3. Differentialdiagnose

  • TTP
  • Auto-Immunhämolytische Anämie
  • Malaria... (Nierenfunktion kann (noch) normal oder nur gering eingeschränkt sein)

 

Routinediagnostik bei HUS (immer durchführen)

1. Blut

  • Blutbild inkl. manuelle Differenzierung (Frage nach Fragmentocyten) und Retikulozyten
  • Na, K, Cl, Ca, P, Mg, Harnstoff, Kreatinin, Harnsäure, BGA, CRP, Ferritin, Eiweiss-Elektrophorese, C3/4, Albumin, Bilirubin, LDH, CK, Troponin, Leberenzyme, Gerinnungsstatus, Amylase, Glucose, Homocystein und ANA
  • Wenn C3/C4 tief und/oder ANA positiv: sofort SLE oder TTP suchen/ausschliessen inkl. Anti-DNA und ADAMTS-13 (und ev. Nierenbiopsie)
  • Blutgruppe, Kreuzblut, direkter Coombs-Test, T-Antigen (= Thomsen-Friedenreich Antigen)
  • Blutkultur
  • Immer RESERVE (SERUM) und EDTA-Plasma – tiefgefroren bei -20°C

2. Falls noch Urin

        • Sediment, Eiweiss, Kreatinin und Urinkultur

        3. Stuhl

          • Kultur (und PCR) auf VTEC: Verotoxin-(= Shiga-like Toxin) produzierende E. coli

          4. Weitere Diagnostik

          • initial: Sonographie Abdomen + Doppler Nieren, Echokardiographie und EKG
          • je nach Verlauf: Rö-Thorax, Ischämieparameter, neuroradiologische Diagnostik
          • Augenarzt (Fundoskopie) sofort bei Verdacht auf Augenbeteiligung und immer vor Entlassung

          Therapie

          1. Elektrolyt- und Volumentherapie (cave Ueberwässerung)

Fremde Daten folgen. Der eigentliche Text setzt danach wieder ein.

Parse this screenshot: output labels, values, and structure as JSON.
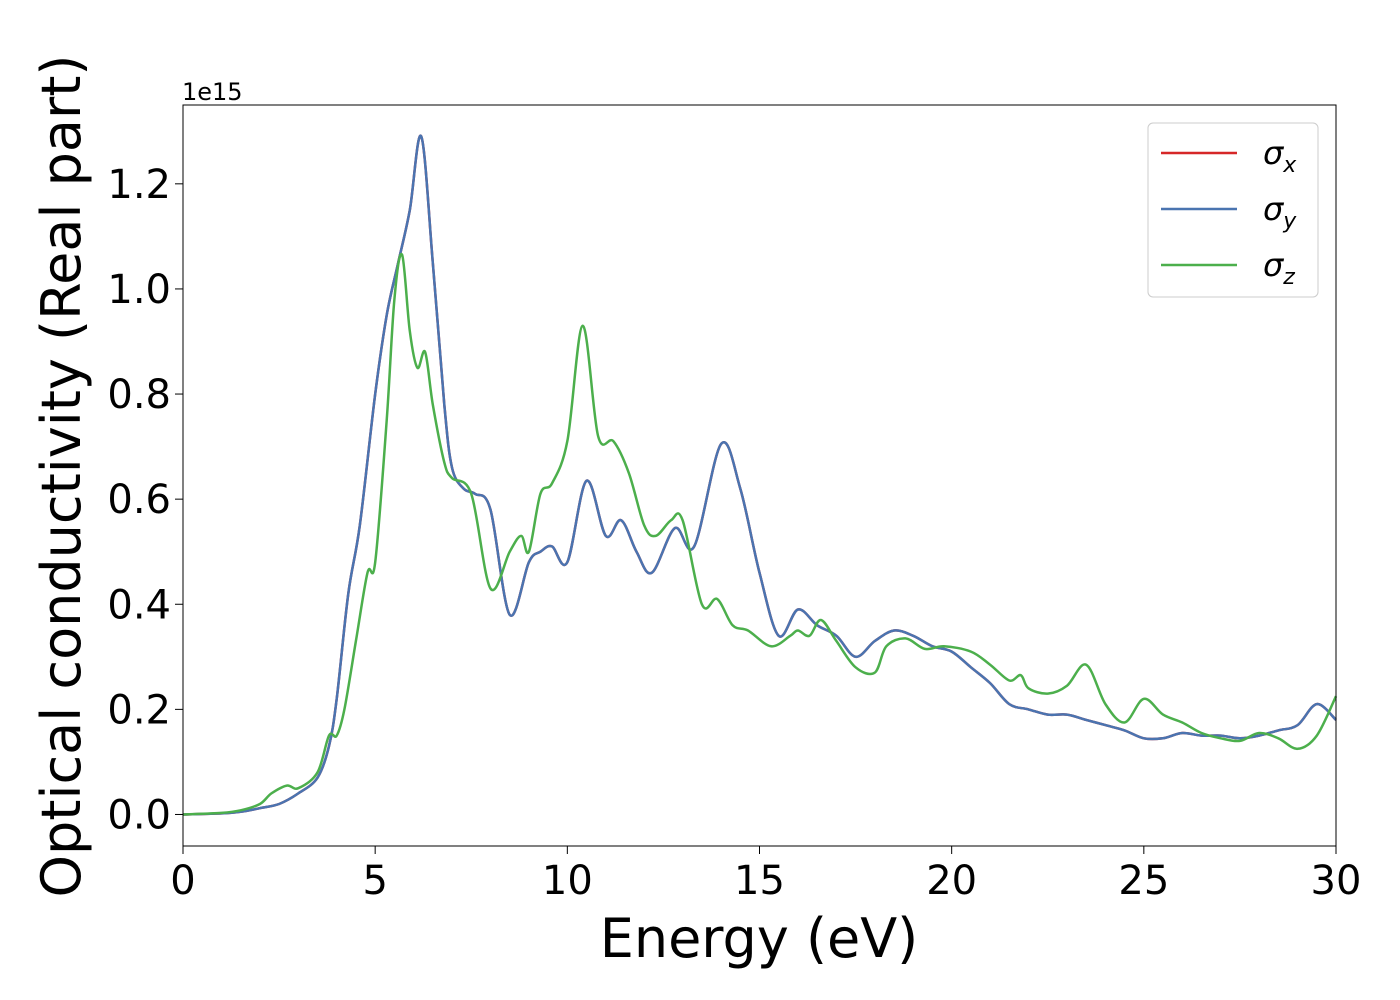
{
  "chart_data": {
    "type": "line",
    "title": "",
    "xlabel": "Energy (eV)",
    "ylabel": "Optical conductivity (Real part)",
    "y_offset_label": "1e15",
    "xlim": [
      0,
      30
    ],
    "ylim": [
      -0.06,
      1.35
    ],
    "x_ticks": [
      0,
      5,
      10,
      15,
      20,
      25,
      30
    ],
    "x_tick_labels": [
      "0",
      "5",
      "10",
      "15",
      "20",
      "25",
      "30"
    ],
    "y_ticks": [
      0.0,
      0.2,
      0.4,
      0.6,
      0.8,
      1.0,
      1.2
    ],
    "y_tick_labels": [
      "0.0",
      "0.2",
      "0.4",
      "0.6",
      "0.8",
      "1.0",
      "1.2"
    ],
    "grid": false,
    "legend_position": "top-right",
    "legend": [
      {
        "base": "σ",
        "sub": "x",
        "color": "#d62728"
      },
      {
        "base": "σ",
        "sub": "y",
        "color": "#4a74b0"
      },
      {
        "base": "σ",
        "sub": "z",
        "color": "#4caf4c"
      }
    ],
    "series": [
      {
        "name": "σx",
        "color": "#d62728",
        "x": [
          0,
          1,
          1.5,
          2,
          2.5,
          3,
          3.5,
          3.8,
          4,
          4.3,
          4.6,
          5,
          5.3,
          5.6,
          5.9,
          6.2,
          6.5,
          6.8,
          7,
          7.3,
          7.6,
          8,
          8.5,
          9,
          9.3,
          9.6,
          10,
          10.5,
          11,
          11.4,
          11.8,
          12.2,
          12.8,
          13.3,
          14,
          14.5,
          15,
          15.5,
          16,
          16.5,
          17,
          17.5,
          18,
          18.5,
          19,
          19.5,
          20,
          20.5,
          21,
          21.5,
          22,
          22.5,
          23,
          23.5,
          24,
          24.5,
          25,
          25.5,
          26,
          26.5,
          27,
          27.5,
          28,
          28.5,
          29,
          29.5,
          30
        ],
        "y": [
          0.0,
          0.002,
          0.005,
          0.012,
          0.02,
          0.04,
          0.07,
          0.13,
          0.22,
          0.42,
          0.55,
          0.8,
          0.95,
          1.05,
          1.15,
          1.29,
          1.05,
          0.78,
          0.66,
          0.62,
          0.61,
          0.58,
          0.38,
          0.48,
          0.5,
          0.51,
          0.48,
          0.635,
          0.53,
          0.56,
          0.5,
          0.46,
          0.545,
          0.51,
          0.705,
          0.62,
          0.46,
          0.34,
          0.39,
          0.36,
          0.34,
          0.3,
          0.33,
          0.35,
          0.34,
          0.32,
          0.31,
          0.28,
          0.25,
          0.21,
          0.2,
          0.19,
          0.19,
          0.18,
          0.17,
          0.16,
          0.145,
          0.145,
          0.155,
          0.15,
          0.15,
          0.145,
          0.15,
          0.16,
          0.17,
          0.21,
          0.18
        ]
      },
      {
        "name": "σy",
        "color": "#4a74b0",
        "x": [
          0,
          1,
          1.5,
          2,
          2.5,
          3,
          3.5,
          3.8,
          4,
          4.3,
          4.6,
          5,
          5.3,
          5.6,
          5.9,
          6.2,
          6.5,
          6.8,
          7,
          7.3,
          7.6,
          8,
          8.5,
          9,
          9.3,
          9.6,
          10,
          10.5,
          11,
          11.4,
          11.8,
          12.2,
          12.8,
          13.3,
          14,
          14.5,
          15,
          15.5,
          16,
          16.5,
          17,
          17.5,
          18,
          18.5,
          19,
          19.5,
          20,
          20.5,
          21,
          21.5,
          22,
          22.5,
          23,
          23.5,
          24,
          24.5,
          25,
          25.5,
          26,
          26.5,
          27,
          27.5,
          28,
          28.5,
          29,
          29.5,
          30
        ],
        "y": [
          0.0,
          0.002,
          0.005,
          0.012,
          0.02,
          0.04,
          0.07,
          0.13,
          0.22,
          0.42,
          0.55,
          0.8,
          0.95,
          1.05,
          1.15,
          1.29,
          1.05,
          0.78,
          0.66,
          0.62,
          0.61,
          0.58,
          0.38,
          0.48,
          0.5,
          0.51,
          0.48,
          0.635,
          0.53,
          0.56,
          0.5,
          0.46,
          0.545,
          0.51,
          0.705,
          0.62,
          0.46,
          0.34,
          0.39,
          0.36,
          0.34,
          0.3,
          0.33,
          0.35,
          0.34,
          0.32,
          0.31,
          0.28,
          0.25,
          0.21,
          0.2,
          0.19,
          0.19,
          0.18,
          0.17,
          0.16,
          0.145,
          0.145,
          0.155,
          0.15,
          0.15,
          0.145,
          0.15,
          0.16,
          0.17,
          0.21,
          0.18
        ]
      },
      {
        "name": "σz",
        "color": "#4caf4c",
        "x": [
          0,
          1,
          1.5,
          2,
          2.3,
          2.7,
          3,
          3.5,
          3.8,
          4,
          4.2,
          4.5,
          4.8,
          5,
          5.3,
          5.5,
          5.7,
          5.9,
          6.1,
          6.3,
          6.5,
          6.8,
          7,
          7.5,
          8,
          8.5,
          8.8,
          9,
          9.3,
          9.6,
          10,
          10.4,
          10.8,
          11.2,
          11.6,
          12,
          12.3,
          12.7,
          13,
          13.5,
          13.9,
          14.3,
          14.7,
          15.3,
          15.8,
          16,
          16.3,
          16.6,
          17,
          17.5,
          18,
          18.3,
          18.8,
          19.3,
          19.8,
          20.5,
          21,
          21.5,
          21.8,
          22,
          22.5,
          23,
          23.5,
          24,
          24.5,
          25,
          25.5,
          26,
          26.5,
          27,
          27.5,
          28,
          28.5,
          29,
          29.5,
          30
        ],
        "y": [
          0.0,
          0.003,
          0.008,
          0.02,
          0.04,
          0.055,
          0.05,
          0.08,
          0.15,
          0.15,
          0.2,
          0.33,
          0.46,
          0.48,
          0.75,
          0.98,
          1.065,
          0.92,
          0.85,
          0.88,
          0.78,
          0.67,
          0.64,
          0.61,
          0.43,
          0.5,
          0.53,
          0.5,
          0.61,
          0.63,
          0.71,
          0.93,
          0.72,
          0.71,
          0.65,
          0.55,
          0.53,
          0.56,
          0.56,
          0.4,
          0.41,
          0.36,
          0.35,
          0.32,
          0.34,
          0.35,
          0.34,
          0.37,
          0.33,
          0.28,
          0.27,
          0.32,
          0.335,
          0.315,
          0.32,
          0.31,
          0.285,
          0.255,
          0.265,
          0.24,
          0.23,
          0.245,
          0.285,
          0.21,
          0.175,
          0.22,
          0.19,
          0.175,
          0.155,
          0.145,
          0.14,
          0.155,
          0.145,
          0.125,
          0.15,
          0.225
        ]
      }
    ]
  }
}
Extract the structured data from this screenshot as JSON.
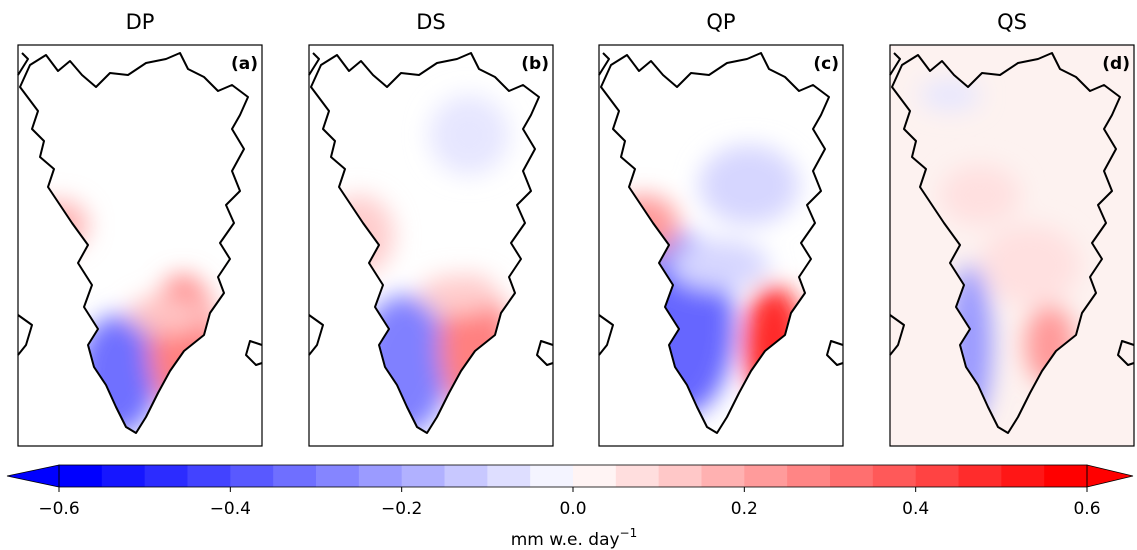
{
  "panels": [
    {
      "title": "DP",
      "label": "(a)"
    },
    {
      "title": "DS",
      "label": "(b)"
    },
    {
      "title": "QP",
      "label": "(c)"
    },
    {
      "title": "QS",
      "label": "(d)"
    }
  ],
  "colorbar": {
    "clim": [
      -0.6,
      0.6
    ],
    "n_levels": 24,
    "cmap": "bwr",
    "extend": "both",
    "ticks": [
      {
        "value": -0.6,
        "label": "−0.6"
      },
      {
        "value": -0.4,
        "label": "−0.4"
      },
      {
        "value": -0.2,
        "label": "−0.2"
      },
      {
        "value": 0,
        "label": "0.0"
      },
      0.2,
      0.4,
      0.6
    ],
    "label": "mm w.e. day",
    "label_exponent": "−1"
  }
}
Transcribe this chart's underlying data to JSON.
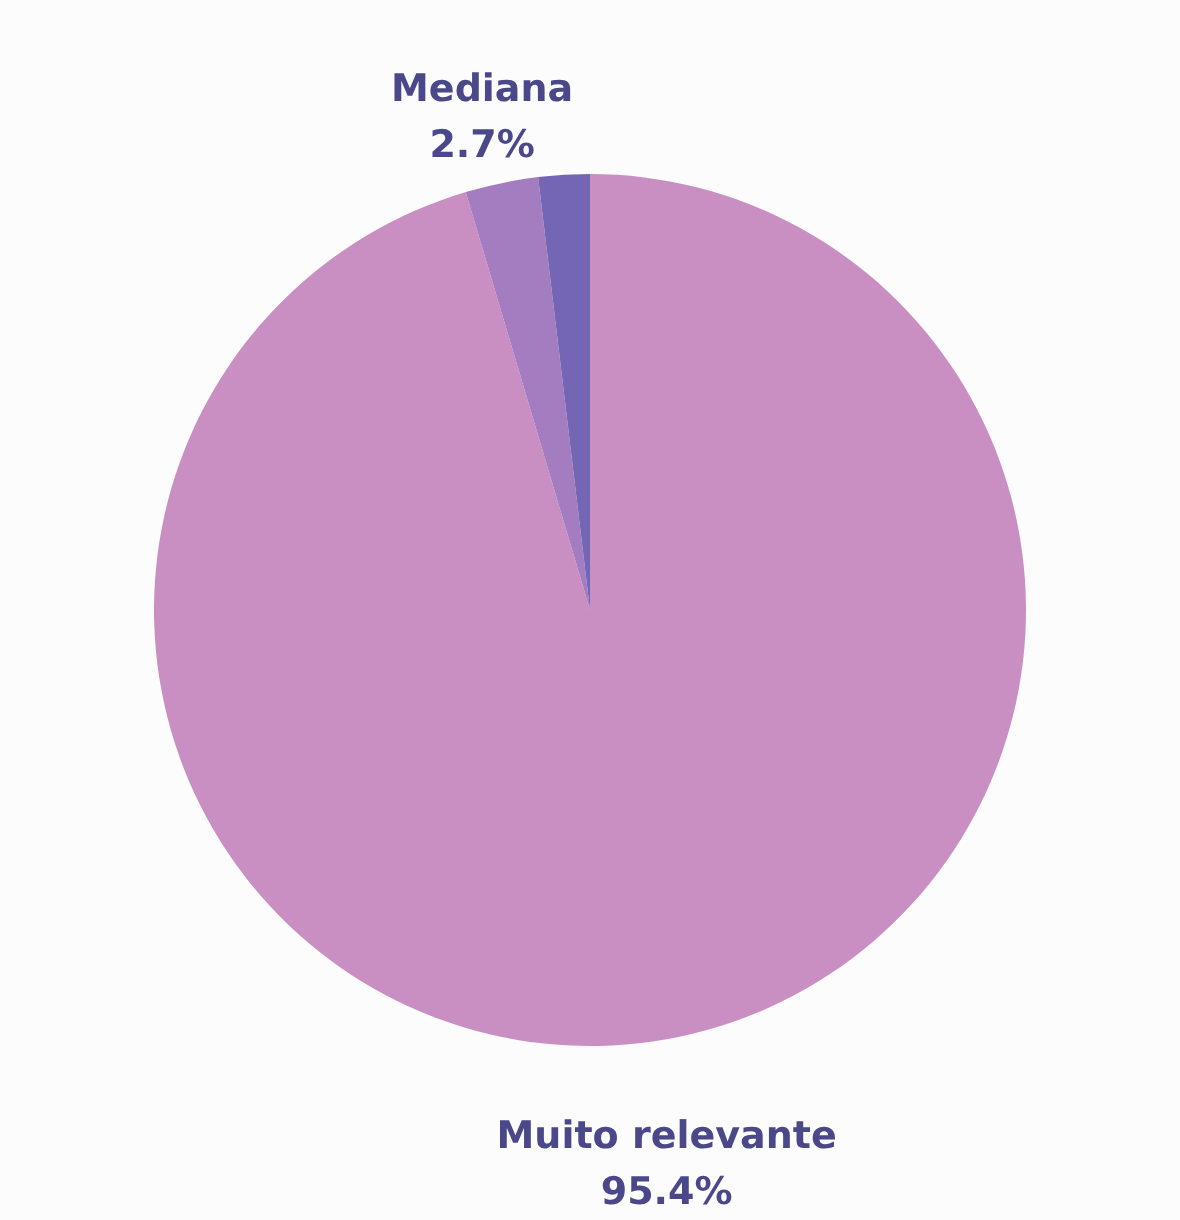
{
  "chart_data": {
    "type": "pie",
    "categories": [
      "Muito relevante",
      "Mediana",
      null
    ],
    "values": [
      95.4,
      2.7,
      1.9
    ],
    "value_labels": [
      "95.4%",
      "2.7%",
      null
    ],
    "colors": [
      "#c98fc2",
      "#a37dbf",
      "#7466b5"
    ]
  }
}
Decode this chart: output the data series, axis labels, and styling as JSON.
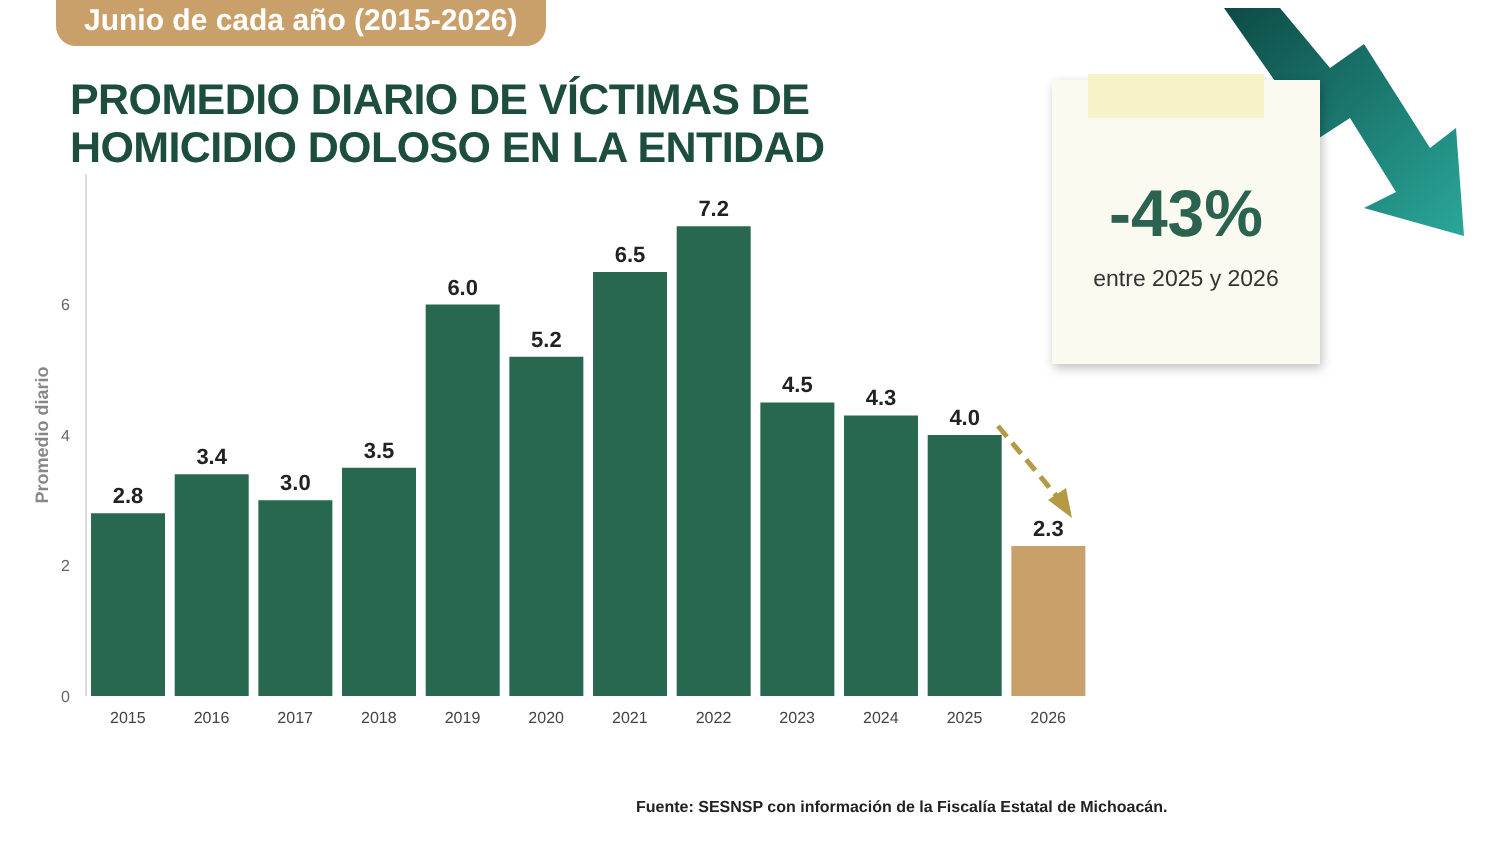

              • die meisten Patienten sind initial dehydriert: somit primär rehydrieren gemäss allgemeinen Grundsätzen
              • anschliessend anpassen an Klinik und Laborbefunde
              • falls anamnestisch oligurisch/anurisch: 1x Versuch mit hochdosiert Lasix (Furosemid): Dosis 1 mg/kg KG i.v.

              2. Dialyse

                  • ca. 2/3 der Patienten benötigen eine Dialyse
                  • D+ HUS: 1° Peritonealdialyse
                  • D- HUS: 1° Hämo(dia)Filtration

                  3. Plasmapherese (A) oder Infusion von FFP (B) oder Eculizumab (C)

                    • da keine Evidence based Daten: immer im Einzelfall diskutieren
                    • Indikationen:
                      • neurologische Auffälligkeiten
                      • Mangel Faktor H, I, vW-Cleaving Protease (ADAMTS-13)

                     

                    • Konzept:
                      • A: Entfernung des pathogenetischen "toxic" Faktors (?)  5%
                        Albuminersatz
                      • B: Ersatztherapie  Substitution des "missing" Faktors mit FFP
                      • C: Blockierung des Komplementaktivierung

                    Ernährung

                     

                    • Eine frühzeitige und vollständige Ernährung – und somit adäquate Kalorienzufuhr – ist anzustreben!

                    Spezialdiagnostik bei atypischem HUS (vgl. Merkblatt Zürich)

                    Langzeitkontrolle

                     

                    • Bei ≥ 50% der STEC-HUS/D+HUS Patienten erholt sich die Nierenfunktion und normalisiert sich Urin und Blutdruck.
                    • Dennoch "lebenslange" Kontrolle in jedem Fall - auch bei vollständiger Normalisierung aller renaler Parameter - indiziert wegen des Risiko einer sekundären Nephropathie nach 5 / 10 / 20 Jahren
                    • Bei primärer Persistenz pathologischer Befunde immer daran denken, dass gleichzeitig zum D+HUS ein genetischer Risikofaktor für ein atypisches HUS vorliegen könnte (Mutation im Faktor H, I, B, MCP etc …).